Não bastasse o que aconteceu com os fãs do Fortaleza, no Monumental de Nunez, em Buenos Aires, na partida diante do River Plate, em 13 de abril, pela Libertadores, os mesmos crimes também foram cometidos contra os torcedores do Ceará, nessa quarta-feira, 25, no duelo ante o Independiente, pela Sul-Americana, em Avellaneda, também, na Capital argentina.

“O MPCE reitera que o crime de racismo vem acontecendo de forma rotineira contra os times cearenses em partidas realizadas em outros países. É necessário a adoção de providências por parte da Conmebol visando evitar tais condutas criminosas, sob pena de medidas judiciais internacionais contra a organização”, diz a nota.

O Blog, em recente, artigo, reitera que é preciso, sim, que autoridades fora do meio esportivo realmente tomem medidas urgentes para impedir a repetição desses episódios.

Já passou da hora de não apenas as entidades esportivas tomarem medidas duras contra tais crimes, mas o poder público, atletas e clubes afetados precisam também buscar (outras) formas de Justiça para que os racistas sejam severamente punidos.

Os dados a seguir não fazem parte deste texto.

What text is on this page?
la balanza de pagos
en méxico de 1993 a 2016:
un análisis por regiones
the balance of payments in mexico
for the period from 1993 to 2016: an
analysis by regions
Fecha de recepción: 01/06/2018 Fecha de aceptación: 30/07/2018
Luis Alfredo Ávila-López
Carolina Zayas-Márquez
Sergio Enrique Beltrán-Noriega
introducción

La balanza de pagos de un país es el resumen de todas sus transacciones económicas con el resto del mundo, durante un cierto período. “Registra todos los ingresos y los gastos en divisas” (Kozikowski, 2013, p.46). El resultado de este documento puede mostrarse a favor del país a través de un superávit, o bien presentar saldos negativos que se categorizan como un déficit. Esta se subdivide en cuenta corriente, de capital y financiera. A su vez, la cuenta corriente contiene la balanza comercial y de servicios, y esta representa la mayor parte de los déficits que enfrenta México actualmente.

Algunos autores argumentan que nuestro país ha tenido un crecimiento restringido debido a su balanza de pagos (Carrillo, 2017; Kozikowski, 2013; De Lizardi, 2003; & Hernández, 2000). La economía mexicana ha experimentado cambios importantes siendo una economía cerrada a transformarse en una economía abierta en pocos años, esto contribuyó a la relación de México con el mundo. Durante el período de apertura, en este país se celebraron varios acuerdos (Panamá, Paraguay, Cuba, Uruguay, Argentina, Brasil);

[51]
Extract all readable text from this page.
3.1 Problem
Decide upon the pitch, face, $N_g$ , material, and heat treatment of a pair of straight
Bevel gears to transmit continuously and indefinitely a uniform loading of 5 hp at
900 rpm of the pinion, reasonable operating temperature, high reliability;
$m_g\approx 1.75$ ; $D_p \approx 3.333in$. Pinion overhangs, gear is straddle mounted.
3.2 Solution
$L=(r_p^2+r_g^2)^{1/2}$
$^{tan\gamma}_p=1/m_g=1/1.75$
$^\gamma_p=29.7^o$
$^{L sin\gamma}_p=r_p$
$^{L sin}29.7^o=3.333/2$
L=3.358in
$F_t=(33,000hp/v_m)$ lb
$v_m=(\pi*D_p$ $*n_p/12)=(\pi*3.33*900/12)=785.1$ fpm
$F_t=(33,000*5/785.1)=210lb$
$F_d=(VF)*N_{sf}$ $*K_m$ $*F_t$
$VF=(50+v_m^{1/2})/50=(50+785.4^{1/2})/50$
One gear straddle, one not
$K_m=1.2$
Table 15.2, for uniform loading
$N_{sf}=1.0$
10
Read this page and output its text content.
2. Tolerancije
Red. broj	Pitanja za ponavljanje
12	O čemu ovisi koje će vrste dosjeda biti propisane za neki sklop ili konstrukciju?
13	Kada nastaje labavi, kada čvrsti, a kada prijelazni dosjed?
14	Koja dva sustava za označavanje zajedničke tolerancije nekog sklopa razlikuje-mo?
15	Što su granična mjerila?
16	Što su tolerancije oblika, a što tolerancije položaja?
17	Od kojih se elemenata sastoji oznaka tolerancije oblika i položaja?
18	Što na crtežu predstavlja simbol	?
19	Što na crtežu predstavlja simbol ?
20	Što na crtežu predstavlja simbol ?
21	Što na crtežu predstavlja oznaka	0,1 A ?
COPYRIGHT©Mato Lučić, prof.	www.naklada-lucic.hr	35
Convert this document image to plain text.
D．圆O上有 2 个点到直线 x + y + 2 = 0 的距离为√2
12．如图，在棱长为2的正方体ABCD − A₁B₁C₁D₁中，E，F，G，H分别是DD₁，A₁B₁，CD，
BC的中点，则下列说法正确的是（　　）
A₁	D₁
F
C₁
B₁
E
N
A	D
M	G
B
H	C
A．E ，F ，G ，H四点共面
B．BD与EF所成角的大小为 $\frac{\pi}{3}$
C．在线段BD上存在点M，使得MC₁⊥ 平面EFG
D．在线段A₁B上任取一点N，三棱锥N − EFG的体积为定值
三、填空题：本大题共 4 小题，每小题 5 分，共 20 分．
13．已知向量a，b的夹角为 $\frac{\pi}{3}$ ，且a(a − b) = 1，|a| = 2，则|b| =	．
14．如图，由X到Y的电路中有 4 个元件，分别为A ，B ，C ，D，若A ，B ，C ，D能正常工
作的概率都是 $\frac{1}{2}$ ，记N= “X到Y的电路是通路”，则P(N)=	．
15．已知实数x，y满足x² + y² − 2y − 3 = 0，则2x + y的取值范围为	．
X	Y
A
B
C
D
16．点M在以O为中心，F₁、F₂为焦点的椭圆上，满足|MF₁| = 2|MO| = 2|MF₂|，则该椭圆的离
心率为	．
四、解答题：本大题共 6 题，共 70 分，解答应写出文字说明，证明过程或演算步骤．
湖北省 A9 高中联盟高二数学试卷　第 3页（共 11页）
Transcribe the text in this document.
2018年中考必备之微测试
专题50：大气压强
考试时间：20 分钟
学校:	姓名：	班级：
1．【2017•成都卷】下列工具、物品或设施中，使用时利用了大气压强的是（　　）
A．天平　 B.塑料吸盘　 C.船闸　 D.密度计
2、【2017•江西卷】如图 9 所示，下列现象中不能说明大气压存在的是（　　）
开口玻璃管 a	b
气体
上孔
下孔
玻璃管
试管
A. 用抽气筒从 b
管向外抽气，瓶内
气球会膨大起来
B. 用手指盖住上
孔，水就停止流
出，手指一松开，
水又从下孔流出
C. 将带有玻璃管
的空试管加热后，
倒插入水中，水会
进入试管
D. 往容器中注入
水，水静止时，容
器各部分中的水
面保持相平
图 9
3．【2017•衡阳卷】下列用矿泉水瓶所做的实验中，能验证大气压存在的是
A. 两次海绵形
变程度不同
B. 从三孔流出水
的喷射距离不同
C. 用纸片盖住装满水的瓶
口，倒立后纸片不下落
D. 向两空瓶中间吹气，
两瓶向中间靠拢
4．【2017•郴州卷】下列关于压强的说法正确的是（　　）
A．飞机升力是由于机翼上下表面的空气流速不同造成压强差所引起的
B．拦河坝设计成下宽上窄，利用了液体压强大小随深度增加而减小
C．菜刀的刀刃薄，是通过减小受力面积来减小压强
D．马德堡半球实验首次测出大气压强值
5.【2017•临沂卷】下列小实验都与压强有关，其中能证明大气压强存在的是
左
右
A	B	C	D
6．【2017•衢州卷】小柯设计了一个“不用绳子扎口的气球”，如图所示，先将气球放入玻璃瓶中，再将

Não adianta nota de repúdio, solidariedade com faixa, camisa com selo nas camisas, ou multa inexpressiva. Ninguém suporta mais essa hipocrisia. É preciso cortar na carte, no cerne, para que estanque. O racismo segue e seguirá, porque os criminosos estão soltos e quem os financiam também. Chegou o momento de dar um basta com ou sem o apoio do mundo esportivo.